Task_any / Task_all without trigger (or: How to livemonitor sub orchestration?)

kevinm90 commented 2 years ago

Hi everyone,

I am a bit confused with the task_any and task_all options.

Let me give you bit background: I am building a durable function to trigger and monitor a list of ADO pipelines.

all_pipeline_tasks = []
    id_ = 0
    for single_pipeline in all_pipelines_json:
        child_id = f"{context.instance_id}:{id_}"
        single_pipeline_task = context.call_sub_orchestrator("SinglePipelineRunAndMonitorOrchestrator", single_pipeline, child_id)
        all_pipeline_tasks.append(single_pipeline_task)
        id_ += 1

This works and is easy, when I just want to wait for all tasks (= pipeline runs) to complete. I just do

# All tasks should be completed, just double-checking again here
    yield context.task_all(all_pipeline_tasks)
    all_results = [single_run.result for single_run in all_pipeline_tasks]
    return f"Mass Execution completed. {all_results}"

But how do I collect intermediate status of the tasks? E.g. I want to output via the HTTP-API, that Task A (=Pipeline A): Completed Task B (=Pipeline B): Running Task C (=PIpeline C): Triggering failed ...

I tried with a loop over all tasks / remaining tasks via

remaining_tasks = all_pipeline_tasks
    while len(remaining_tasks) > 0:
        print(remaining_tasks)
        all_open_tasks = context.open_tasks
        finishedTask = yield context.task_any(remaining_tasks)
        print (f"TODO: Collect human readable status and use _set_custom_status to populate to HTTP Endpoint. Finished task: {finishedTask}")
        remaining_tasks.remove(finishedTask)

... but that does not work, as every yield task_any call will trigger all tasks again (and therefore I am ending up in an endless loop).

So to sum it up, is there any function available, that would just give me the next finished task (of a given list), without triggering these tasks? If not, could you look into creating this?

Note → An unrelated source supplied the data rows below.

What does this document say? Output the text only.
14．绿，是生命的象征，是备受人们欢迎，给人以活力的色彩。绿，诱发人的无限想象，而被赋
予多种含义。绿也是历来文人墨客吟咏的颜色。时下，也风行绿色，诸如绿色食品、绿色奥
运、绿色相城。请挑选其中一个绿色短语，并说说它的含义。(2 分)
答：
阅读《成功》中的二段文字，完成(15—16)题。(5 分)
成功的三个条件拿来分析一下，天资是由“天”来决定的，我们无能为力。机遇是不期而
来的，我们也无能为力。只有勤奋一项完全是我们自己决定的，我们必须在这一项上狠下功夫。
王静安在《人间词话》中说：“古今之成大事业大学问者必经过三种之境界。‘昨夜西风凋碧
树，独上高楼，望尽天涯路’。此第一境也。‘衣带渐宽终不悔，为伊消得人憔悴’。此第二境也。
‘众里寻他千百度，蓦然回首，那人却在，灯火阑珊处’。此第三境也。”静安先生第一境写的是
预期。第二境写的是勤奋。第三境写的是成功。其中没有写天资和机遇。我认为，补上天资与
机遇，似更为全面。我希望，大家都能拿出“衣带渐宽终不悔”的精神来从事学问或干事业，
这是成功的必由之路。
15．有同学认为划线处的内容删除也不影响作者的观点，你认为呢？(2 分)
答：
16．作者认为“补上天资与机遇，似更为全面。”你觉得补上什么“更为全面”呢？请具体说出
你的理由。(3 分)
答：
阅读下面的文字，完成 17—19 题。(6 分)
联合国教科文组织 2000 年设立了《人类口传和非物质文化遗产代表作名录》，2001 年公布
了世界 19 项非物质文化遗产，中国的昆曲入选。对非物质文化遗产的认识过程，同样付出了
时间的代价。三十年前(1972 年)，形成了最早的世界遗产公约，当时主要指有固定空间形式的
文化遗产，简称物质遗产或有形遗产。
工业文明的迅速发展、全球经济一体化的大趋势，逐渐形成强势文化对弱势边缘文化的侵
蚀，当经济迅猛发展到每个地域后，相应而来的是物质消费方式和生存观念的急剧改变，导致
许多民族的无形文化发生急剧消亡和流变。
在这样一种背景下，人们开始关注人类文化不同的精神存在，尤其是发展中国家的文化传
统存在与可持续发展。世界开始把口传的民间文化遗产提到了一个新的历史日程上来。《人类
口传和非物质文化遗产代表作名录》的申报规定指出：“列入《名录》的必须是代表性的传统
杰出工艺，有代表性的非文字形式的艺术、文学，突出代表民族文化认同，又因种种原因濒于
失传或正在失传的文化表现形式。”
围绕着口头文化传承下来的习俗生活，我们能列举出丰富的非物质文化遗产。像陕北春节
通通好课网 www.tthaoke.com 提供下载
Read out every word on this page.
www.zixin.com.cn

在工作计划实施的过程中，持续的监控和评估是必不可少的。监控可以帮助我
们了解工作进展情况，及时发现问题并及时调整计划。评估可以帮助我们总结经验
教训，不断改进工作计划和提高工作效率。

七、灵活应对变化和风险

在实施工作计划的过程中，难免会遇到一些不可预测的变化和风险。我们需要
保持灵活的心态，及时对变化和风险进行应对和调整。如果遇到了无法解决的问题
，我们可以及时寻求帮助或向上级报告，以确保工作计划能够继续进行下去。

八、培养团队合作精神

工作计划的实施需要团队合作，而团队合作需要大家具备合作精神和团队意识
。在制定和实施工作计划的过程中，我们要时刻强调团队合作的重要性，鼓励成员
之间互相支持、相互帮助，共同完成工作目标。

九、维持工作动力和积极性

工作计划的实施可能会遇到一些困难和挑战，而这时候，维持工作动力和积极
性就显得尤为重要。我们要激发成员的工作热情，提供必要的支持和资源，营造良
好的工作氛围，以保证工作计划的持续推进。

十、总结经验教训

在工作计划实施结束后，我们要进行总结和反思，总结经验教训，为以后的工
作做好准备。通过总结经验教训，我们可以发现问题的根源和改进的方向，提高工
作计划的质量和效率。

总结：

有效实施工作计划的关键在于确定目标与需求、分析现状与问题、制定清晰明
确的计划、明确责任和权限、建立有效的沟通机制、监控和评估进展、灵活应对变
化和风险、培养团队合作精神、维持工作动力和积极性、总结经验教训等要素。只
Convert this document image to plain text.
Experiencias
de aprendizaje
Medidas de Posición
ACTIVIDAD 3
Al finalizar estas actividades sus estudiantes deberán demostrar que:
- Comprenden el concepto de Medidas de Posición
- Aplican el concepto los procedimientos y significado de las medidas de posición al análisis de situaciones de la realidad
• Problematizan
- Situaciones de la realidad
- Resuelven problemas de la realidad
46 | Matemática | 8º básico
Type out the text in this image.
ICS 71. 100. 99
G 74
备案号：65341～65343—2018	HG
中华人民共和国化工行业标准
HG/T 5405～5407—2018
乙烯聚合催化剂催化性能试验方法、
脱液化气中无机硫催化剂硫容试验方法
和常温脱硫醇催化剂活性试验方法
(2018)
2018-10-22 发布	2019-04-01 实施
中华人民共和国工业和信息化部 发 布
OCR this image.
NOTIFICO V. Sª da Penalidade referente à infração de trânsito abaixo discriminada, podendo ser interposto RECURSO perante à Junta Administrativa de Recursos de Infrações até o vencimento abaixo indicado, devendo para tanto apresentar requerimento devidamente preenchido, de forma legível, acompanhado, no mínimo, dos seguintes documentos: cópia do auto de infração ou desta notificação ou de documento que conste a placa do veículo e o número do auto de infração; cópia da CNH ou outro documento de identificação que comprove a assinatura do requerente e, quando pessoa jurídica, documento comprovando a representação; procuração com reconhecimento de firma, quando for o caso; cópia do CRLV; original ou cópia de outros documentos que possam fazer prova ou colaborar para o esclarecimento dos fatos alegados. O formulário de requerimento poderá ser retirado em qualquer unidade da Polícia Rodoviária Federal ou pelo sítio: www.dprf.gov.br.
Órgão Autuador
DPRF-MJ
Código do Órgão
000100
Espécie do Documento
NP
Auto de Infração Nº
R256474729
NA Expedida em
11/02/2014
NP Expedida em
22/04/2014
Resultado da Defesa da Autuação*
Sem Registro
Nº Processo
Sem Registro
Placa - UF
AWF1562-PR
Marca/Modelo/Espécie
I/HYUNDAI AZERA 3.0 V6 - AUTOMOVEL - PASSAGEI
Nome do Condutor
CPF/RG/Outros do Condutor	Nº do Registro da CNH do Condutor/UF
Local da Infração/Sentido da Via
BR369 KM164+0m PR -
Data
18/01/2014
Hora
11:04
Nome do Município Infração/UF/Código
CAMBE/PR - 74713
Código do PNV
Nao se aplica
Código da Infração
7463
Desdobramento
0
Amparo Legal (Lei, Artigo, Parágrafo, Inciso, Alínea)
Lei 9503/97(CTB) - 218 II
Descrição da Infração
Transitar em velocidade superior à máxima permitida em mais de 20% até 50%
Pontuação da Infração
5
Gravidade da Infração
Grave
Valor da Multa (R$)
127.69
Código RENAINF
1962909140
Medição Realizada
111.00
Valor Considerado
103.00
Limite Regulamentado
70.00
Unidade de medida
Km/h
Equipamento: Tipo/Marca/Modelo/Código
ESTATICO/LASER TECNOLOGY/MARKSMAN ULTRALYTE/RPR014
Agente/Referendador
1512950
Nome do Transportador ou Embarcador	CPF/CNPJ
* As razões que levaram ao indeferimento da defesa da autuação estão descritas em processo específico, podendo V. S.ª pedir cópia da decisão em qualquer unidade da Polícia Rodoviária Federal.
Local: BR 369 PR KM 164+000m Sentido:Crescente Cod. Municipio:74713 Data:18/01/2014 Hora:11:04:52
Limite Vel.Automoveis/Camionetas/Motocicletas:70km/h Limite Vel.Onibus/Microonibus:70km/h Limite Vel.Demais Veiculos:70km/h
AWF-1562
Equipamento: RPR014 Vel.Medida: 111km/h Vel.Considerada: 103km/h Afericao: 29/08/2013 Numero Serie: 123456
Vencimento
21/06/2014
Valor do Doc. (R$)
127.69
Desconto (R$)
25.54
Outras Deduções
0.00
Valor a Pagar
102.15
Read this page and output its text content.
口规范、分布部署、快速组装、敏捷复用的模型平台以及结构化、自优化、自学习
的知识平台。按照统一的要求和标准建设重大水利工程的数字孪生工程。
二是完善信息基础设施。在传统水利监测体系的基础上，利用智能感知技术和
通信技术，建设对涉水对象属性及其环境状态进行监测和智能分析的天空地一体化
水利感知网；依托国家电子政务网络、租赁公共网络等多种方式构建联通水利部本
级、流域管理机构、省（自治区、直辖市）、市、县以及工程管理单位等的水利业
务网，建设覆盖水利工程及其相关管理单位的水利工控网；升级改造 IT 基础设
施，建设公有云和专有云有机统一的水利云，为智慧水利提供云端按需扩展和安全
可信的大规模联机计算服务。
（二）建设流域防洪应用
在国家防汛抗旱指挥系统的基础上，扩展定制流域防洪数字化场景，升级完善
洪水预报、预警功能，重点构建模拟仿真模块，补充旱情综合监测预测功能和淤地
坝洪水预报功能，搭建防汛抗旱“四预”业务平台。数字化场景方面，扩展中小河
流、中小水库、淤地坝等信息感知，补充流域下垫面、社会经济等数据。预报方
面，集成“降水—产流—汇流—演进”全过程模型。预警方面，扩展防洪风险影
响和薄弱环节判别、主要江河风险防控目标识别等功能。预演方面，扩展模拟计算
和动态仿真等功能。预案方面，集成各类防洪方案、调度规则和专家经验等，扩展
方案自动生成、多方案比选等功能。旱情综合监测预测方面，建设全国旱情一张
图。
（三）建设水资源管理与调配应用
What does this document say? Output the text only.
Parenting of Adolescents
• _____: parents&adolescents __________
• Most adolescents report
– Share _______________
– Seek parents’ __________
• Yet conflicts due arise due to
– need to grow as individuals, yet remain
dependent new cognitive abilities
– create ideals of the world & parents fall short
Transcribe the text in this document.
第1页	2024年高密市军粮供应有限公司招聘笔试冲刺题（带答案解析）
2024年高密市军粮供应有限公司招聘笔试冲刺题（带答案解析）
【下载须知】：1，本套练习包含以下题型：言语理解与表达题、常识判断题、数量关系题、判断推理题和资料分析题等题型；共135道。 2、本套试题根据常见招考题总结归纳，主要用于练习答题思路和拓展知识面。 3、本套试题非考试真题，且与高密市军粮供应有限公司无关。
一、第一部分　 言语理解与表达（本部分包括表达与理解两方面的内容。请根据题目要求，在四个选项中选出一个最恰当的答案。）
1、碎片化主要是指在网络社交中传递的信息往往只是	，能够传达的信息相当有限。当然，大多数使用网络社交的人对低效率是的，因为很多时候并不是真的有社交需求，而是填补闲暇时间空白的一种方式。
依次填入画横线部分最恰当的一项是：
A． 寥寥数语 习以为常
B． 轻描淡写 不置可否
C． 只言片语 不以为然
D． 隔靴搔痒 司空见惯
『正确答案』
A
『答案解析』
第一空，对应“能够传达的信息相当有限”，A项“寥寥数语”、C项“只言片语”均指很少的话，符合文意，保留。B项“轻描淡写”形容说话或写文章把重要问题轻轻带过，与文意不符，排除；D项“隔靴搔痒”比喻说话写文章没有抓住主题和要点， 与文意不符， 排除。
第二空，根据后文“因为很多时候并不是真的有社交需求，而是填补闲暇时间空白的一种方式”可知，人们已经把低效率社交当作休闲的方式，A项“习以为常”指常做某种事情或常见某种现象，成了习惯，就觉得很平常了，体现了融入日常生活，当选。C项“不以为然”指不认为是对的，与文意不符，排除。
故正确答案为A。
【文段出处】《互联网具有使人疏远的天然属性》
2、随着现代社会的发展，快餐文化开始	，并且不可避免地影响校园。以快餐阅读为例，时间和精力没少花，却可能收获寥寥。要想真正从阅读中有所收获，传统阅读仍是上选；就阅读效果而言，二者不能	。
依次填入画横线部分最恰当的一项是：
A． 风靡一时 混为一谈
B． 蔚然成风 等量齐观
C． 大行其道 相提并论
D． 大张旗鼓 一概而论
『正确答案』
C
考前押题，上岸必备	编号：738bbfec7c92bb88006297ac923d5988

Maybe as additional option to task_any / task_all. That would help a lot :-)

Thanks and regards Kevin

davidmrdavid commented 2 years ago

Hi @kevinm90,

Thanks you for reaching out!

There's certainly already already some ways of monitoring the status of sub-orchestrations. At the lowest level of the API (though not the most convenient), you can utilize the HTTP endpoints described here to get the status of any given orchestration ID. Using that, you should be able to determine the orchestrator state at any given time.

However, you're right that, at least on top of mind, I don't think this is easy to express in-code within an orchestrator. I'll need to think about that some more. I'm certainly open to proposing new APIs to make this easier.

To help me understand your proposal better, can you explain what you mean by "give me the next finished task of a given list without triggering these tasks"? A few examples would help me gain clarity here. Thank you :)

kevinm90 commented 2 years ago

Hi @davidmrdavid ,

thanks for your response.

Yes, you are right, I could monitor it via HTTP endpoints. My "problem" here is that I would like to avoid to iterate over all the orchestrations manually.

So to extend my example: So imagine I want to trigger and monitor 500 different Azure DevOps Pipelines (and get all of their results). I would write and call an orchestrator to trigger & monitor every single pipeline (which would contain a TriggerActivity and a Monitor Activity). So the mass orchestrator would receive the list of the 500 pipelines and then kickoff individual orchestrator for every single pipeline run. These 500 pipeline runs probably take some time (because of further limits set in ADO environment, may also be several hours). So if a human (or another tool) wants to retrieve the current results, I would need to call 500 times the http apis. But what someone is only interested in is: At time t: a) Which pipelines have completed b) What is their status

This I could easily reach, when the MassOrchestrator would simply wait for any pipeline run to complete and then adopt the custom status then. Let's say that would be orchestration Id 5. This orchestration id I want remove from the list of unfinished pipelines and then call a yield context.give_me_any_next_finished_task (list_of_unfinished_pipelines) So that is why I meant an option to use task_any without actually triggering the pipeilne would be pretty convenient.

Is it more clear now? If we should have a short call about this, I also dropped you an e-mail in case you want to reach out.

Thanks a lot for your support Regards Kevin

davidmrdavid commented 2 years ago

Thanks @kevinm90. I think this a lot more sense now. Let me add this to our discussion items and will look to update this thread with a follow-up. I can't say at the moment if we have the bandwidth to prioritize this, so let me get back to you after discussing with the team.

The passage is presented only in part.